Continuing, the analyst adds: “By most measures, gaming has been the killer App Store category, accounting for an estimated 40% of all downloads. Most importantly, we believe that gaming is providing yet another incremental, differentiated reason for consumers to purchase iPhones and iPod Touches, and creates powerful lock-in to the App Store platform and Apple products on a go forward basis.”
The upshot of all this is bad news for traditional gaming console developers–particularly those who have dismissed it as a novelty. “Most gaming developers today view the iPhone and other smart phones as an incremental opportunity, which targets the casual gamer but not the dedicating gaming enthusiast,” Sacconaghi explains. “Over time, however, we believe that the combination of evolutionary improvements in iPhone/iPod gaming functionality, the convenience of the App Store download model, the App’s Store leading title selection and lower price points could cause some migration among gaming enthusiasts to the Apple platform and/or pressure traditional gaming incumbents’ hardware and software pricing.”

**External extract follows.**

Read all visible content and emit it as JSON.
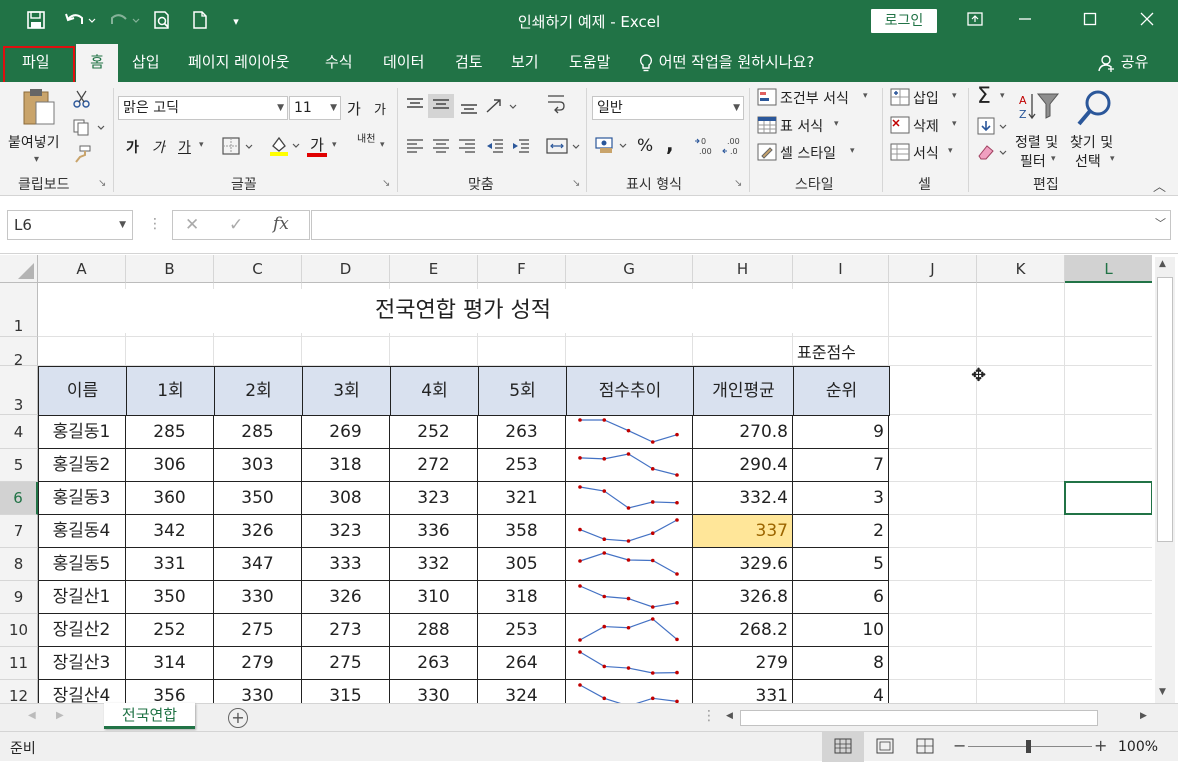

And this is clearly what Apple (AAPL) is aiming for. Consider these recent remarks from Phil Schiller, the company’s senior vice president of worldwide product marketing: “People are starting to see what a great gaming device this is. When you think about the companies that came before us…when you played those other systems, they seemed so cool, but now when you look at them, they don’t stack up against the iPod touch….No Multi-Touch user experience, Games are expensive, No App Store, No iPod, Expensive Games ($25-$40) and uncomfortable retail buying experience. [There are] 607 games for PSP and 3,680 games for Nintendo DS. [But there are ] 21,178 Game and Entertainment Titles at App Store.”